Bien qu’achevée, la Biennale de la Danse de Lyon 2018… Joue les prolongations. Avec la performance Bienvenue (2017), la chorégraphe suisse Eugénie Rebetez livre un solo un peu déjanté autour du corps-maison. Une boule d’énergie à la dynamique maîtrisée. Femme aux formes plantureuses et généreuses, Eugénie Rebetez embrasse cette sensualité en assumant le débordement. Petits rires aigus, grommellements impatients, petits sauts de puce ou grandes enjambées et roulades… Accords furieux plaqués sur un clavier… Pour mieux se transformer en mélodie accompagnée d’une voix flûtée… Il y a comme un tournis dans la pièce chorégraphique Bienvenue. Quelque-chose de terriblement féminin, culturellement féminin. Jusqu’à plonger même dans une forme d’exercice militaire d’entraînement au féminin. Co-réalisée avec Martin Zimmermann (également présent à la Biennale de la Danse 2018 avec Eins Zwei Drei), Bienvenue brûle à toute vitesse. Et ce que ces deux chorégraphes ont en commun, c’est notamment l’humour burlesque.

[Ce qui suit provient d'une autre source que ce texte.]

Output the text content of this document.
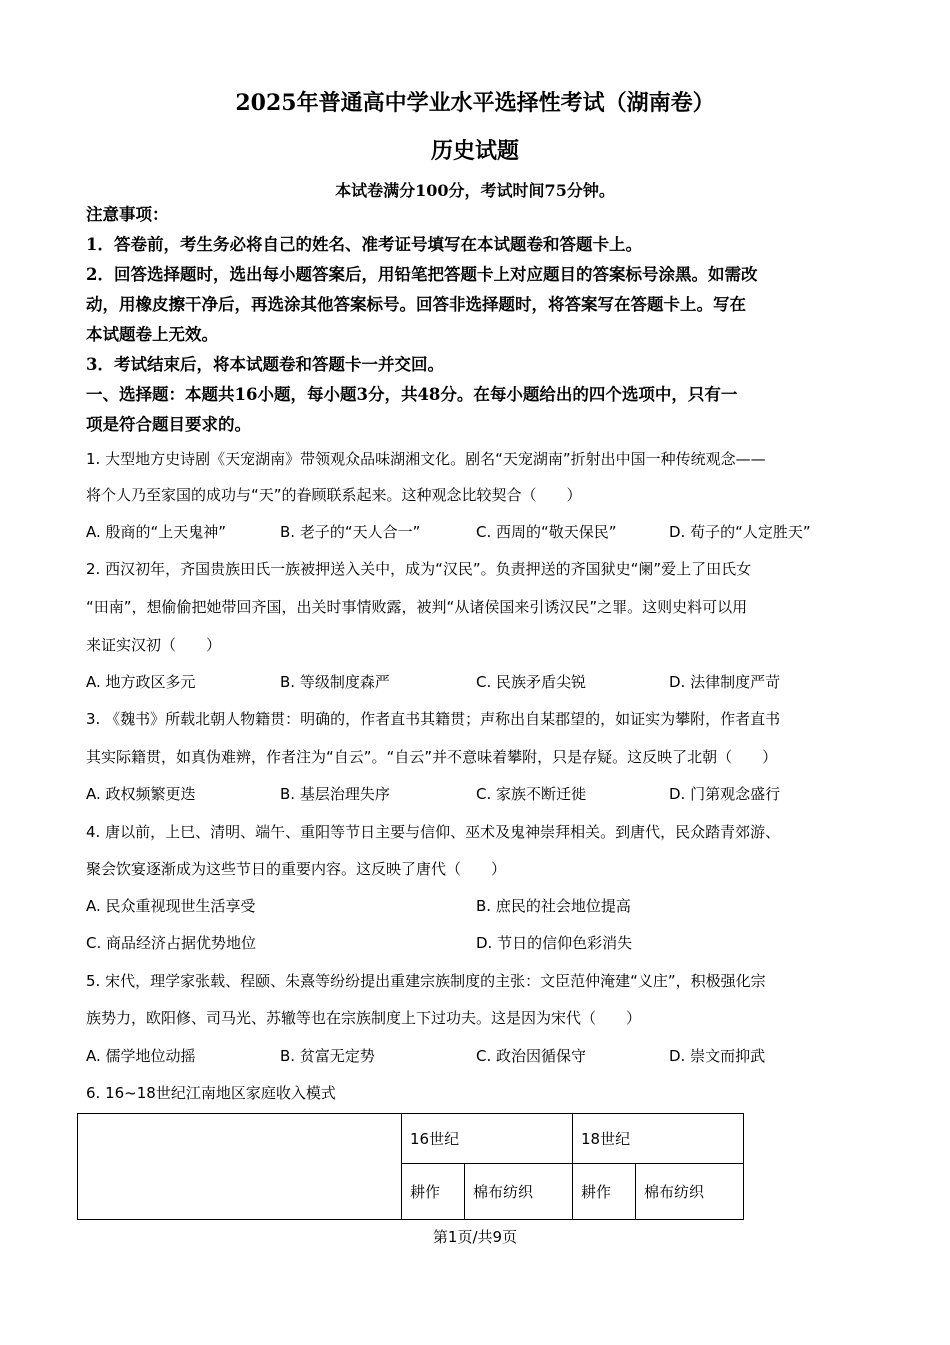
2025年普通高中学业水平选择性考试（湖南卷）
历史试题
本试卷满分100分，考试时间75分钟。
注意事项：
1．答卷前，考生务必将自己的姓名、准考证号填写在本试题卷和答题卡上。
2．回答选择题时，选出每小题答案后，用铅笔把答题卡上对应题目的答案标号涂黑。如需改
动，用橡皮擦干净后，再选涂其他答案标号。回答非选择题时，将答案写在答题卡上。写在
本试题卷上无效。
3．考试结束后，将本试题卷和答题卡一并交回。
一、选择题：本题共16小题，每小题3分，共48分。在每小题给出的四个选项中，只有一
项是符合题目要求的。
1. 大型地方史诗剧《天宠湖南》带领观众品味湖湘文化。剧名“天宠湖南”折射出中国一种传统观念——
将个人乃至家国的成功与“天”的眷顾联系起来。这种观念比较契合（　　）
A. 殷商的“上天鬼神”	B. 老子的“天人合一”	C. 西周的“敬天保民”	D. 荀子的“人定胜天”
2. 西汉初年，齐国贵族田氏一族被押送入关中，成为“汉民”。负责押送的齐国狱史“阑”爱上了田氏女
“田南”，想偷偷把她带回齐国，出关时事情败露，被判“从诸侯国来引诱汉民”之罪。这则史料可以用
来证实汉初（　　）
A. 地方政区多元	B. 等级制度森严	C. 民族矛盾尖锐	D. 法律制度严苛
3. 《魏书》所载北朝人物籍贯：明确的，作者直书其籍贯；声称出自某郡望的，如证实为攀附，作者直书
其实际籍贯，如真伪难辨，作者注为“自云”。“自云”并不意味着攀附，只是存疑。这反映了北朝（　　）
A. 政权频繁更迭	B. 基层治理失序	C. 家族不断迁徙	D. 门第观念盛行
4. 唐以前，上巳、清明、端午、重阳等节日主要与信仰、巫术及鬼神崇拜相关。到唐代，民众踏青郊游、
聚会饮宴逐渐成为这些节日的重要内容。这反映了唐代（　　）
A. 民众重视现世生活享受	B. 庶民的社会地位提高
C. 商品经济占据优势地位	D. 节日的信仰色彩消失
5. 宋代，理学家张载、程颐、朱熹等纷纷提出重建宗族制度的主张：文臣范仲淹建“义庄”，积极强化宗
族势力，欧阳修、司马光、苏辙等也在宗族制度上下过功夫。这是因为宋代（　　）
A. 儒学地位动摇	B. 贫富无定势	C. 政治因循保守	D. 崇文而抑武
6. 16~18世纪江南地区家庭收入模式
	16世纪		18世纪	
	耕作	棉布纺织	耕作	棉布纺织
第1页/共9页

Bienvenue d’Eugénie Rebetez : une performance chorégraphique vitaminée
Est-ce un cliché de dire que dans les pays polyglottes, l’expression corporelle joue un rôle-clé ? Un renfort bienvenu quand le vocabulaire ne vient pas dans la bonne langue, ou avec un accent à couper au couteau ? Eugénie Rebetez a grandi dans le Jura suisse, elle a étudié en Belgique à Louvain-la-Neuve, à Arnhem aux Pays-Bas, et vit actuellement à Zurich en Suisse. Un voyage linguistique qui inclut français, anglais, allemand, néerlandais, avec leurs diverses déclinaisons. Très expressive, avec son corps et son visage, Eugénie Rebetez ouvre généreusement les canaux de la communication. Accueillant les spectateurs dans une bulle intime, joyeusement mise en scène dans le sens de l’expressivité. Modulation de langues, du cri au chant en passant par des fragments en différents langages, Eugénie Rebetez danse autant par son corps que par sa voix. Dessinant des courbes vocales, des silhouette sonores presque visualisables.
Entre clown, burlesque et danse : un solo aussi intimiste que tourbillonnaire
Vêtue d’une petite robe blanche, Eugénie Rebetez court, saute, rampe. Pieds nus, déliée, elle enchaîne les mouvements, les tourbillons, les morceaux de phrases aux intonations caractéristiques. S’augmentant parfois de flotteurs qui lui font alors des hanches plus que callipyges. La question du corps y est omniprésente. Par ses gestes, sa danse bondissante et insatiable, Eugénie Rebetez déborde d’une énergie dévorante. Au corps fluet des danseurs classiques, elle oppose un corps giron. Mais il est facile aussi d’associer générosité, gourmandise et bienveillance à ce corps plantureux des femmes. Ne tenant pas en place, Bienvenue prend alors des allures de fuite. Bienvenue… à condition d’être capable de suivre cette cavalcade éperdue. Car Eugénie Rebetez met en scène un personnage qui ne cesse de se dérober, de changer de peau, de langue, d’intonation, de coloration émotionnelle, dessinant des paysages vibrants. Un joyeux défi à relever, pour clore la Biennale de la Danse 2018.